Ta-Nehisi Coates apparently spoiled something from a way past season of The Wire on his blog and got yelled at by a few readers.  He asked his readership to determine when it’s okay to reveal the ending, or a key plot point, to a book, movie, or TV show.

I think for obsessive fans of serial television dramas that have a strong internet presence (me?) the answer is pretty easy.  Always, always, write SPOILER ALERT at the top of a post on the topic, if the episode hasn’t aired.  Once the ep has aired, you’re free to discuss it without the qualifier.

For movies the case is a bit different, and I would say you are spoiling until the movie has been in wide theatrical release for at least as many weeks as it should take someone who really cared to check it out (4?).  But, as many of TNC’s readers pointed out, you can generally tell if a blog post or a movie review is tending toward spoiler domain.  Stop reading if you get the sensation.
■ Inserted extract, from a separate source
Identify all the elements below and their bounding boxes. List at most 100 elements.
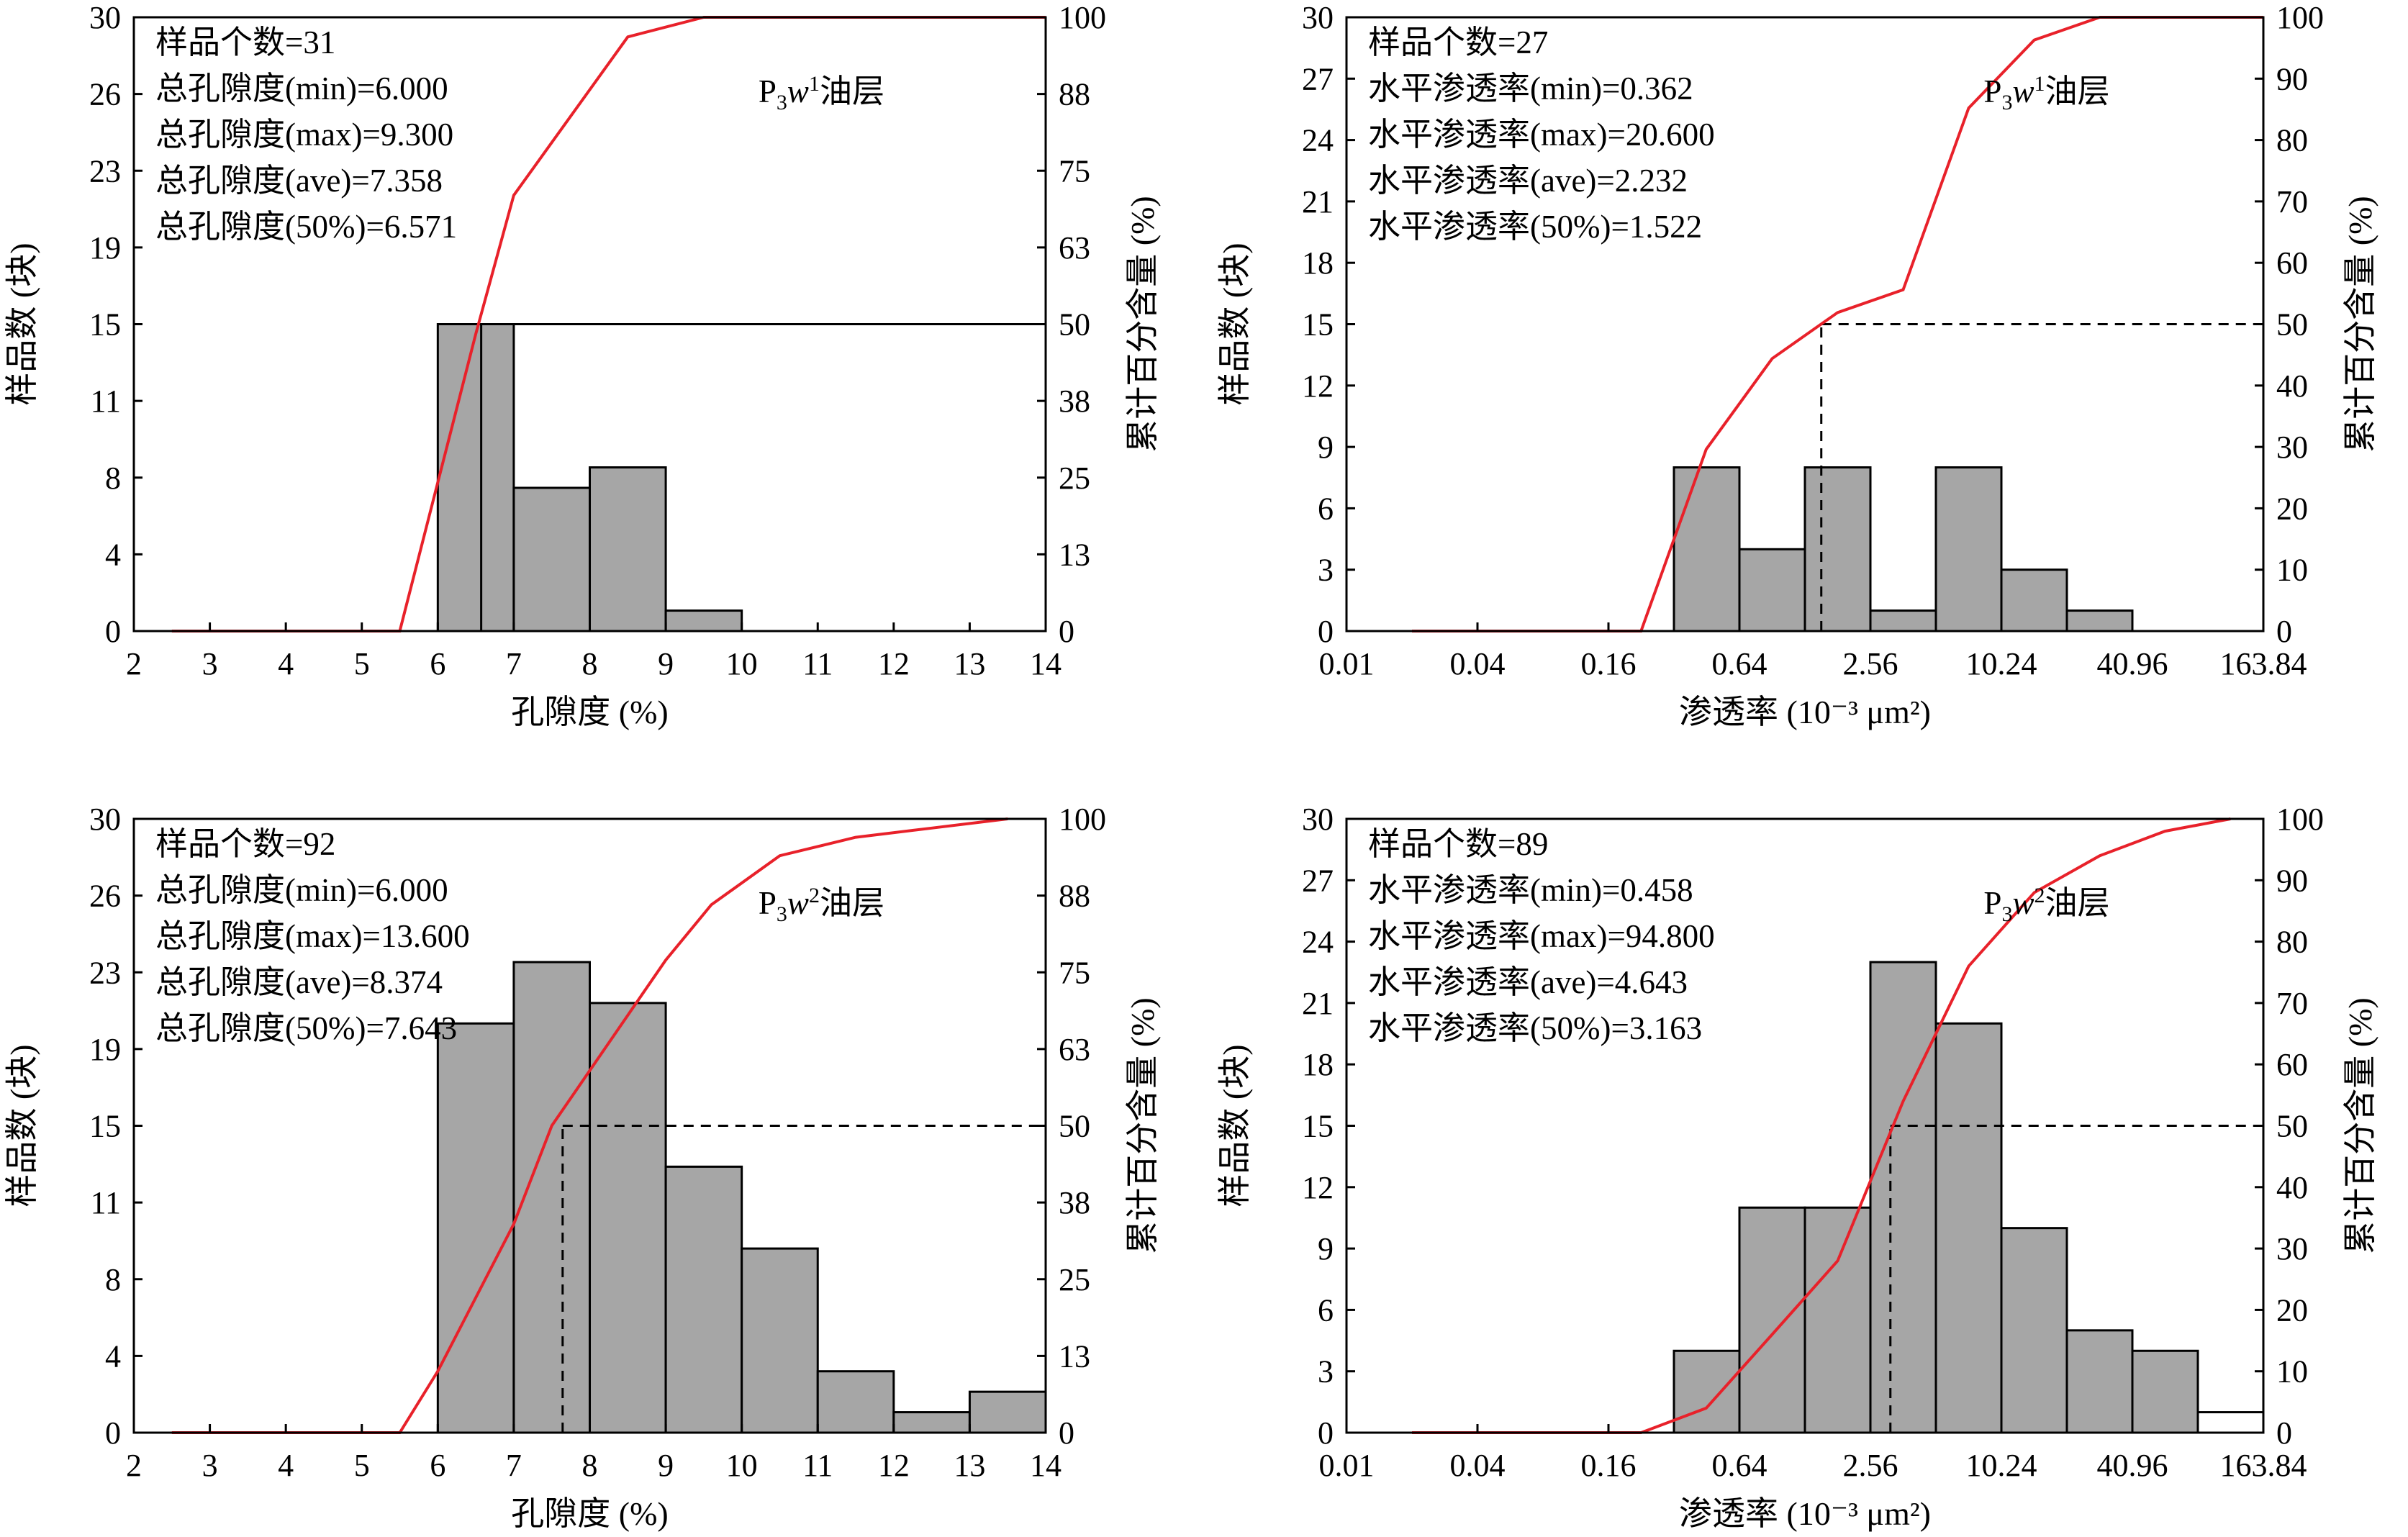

There are some cases when you might wish a movie review contained more of a spoiler.  My favorite movie critic, Christopher Orr with The New Republic, sometimes spoils movies he loathes, but warns his readers ahead of time.  This saved me from wondering whether I would spend any money on The Happening.  More recently, I found myself wishing Orr had spoiled The Changeling in his review — as a result I went over to Wikipedia and spoiled it for myself.  For the record: the film is so much less interesting than you would have expected from the trailers.

In any case, spoiling has become such a part of life for the tech savvy (some would say nerdy) that I would say it’s pretty much your own fault if you don’t get the hint and stop reading something that might ruin the suspense.  But then again, I grew up with a dad who would spoil almost any book, movie, or TV show unintentionally — so maybe I’m numb to the problem.

P.S. As you can see, I was catching up on my Ta-Nehisi Coates reading today.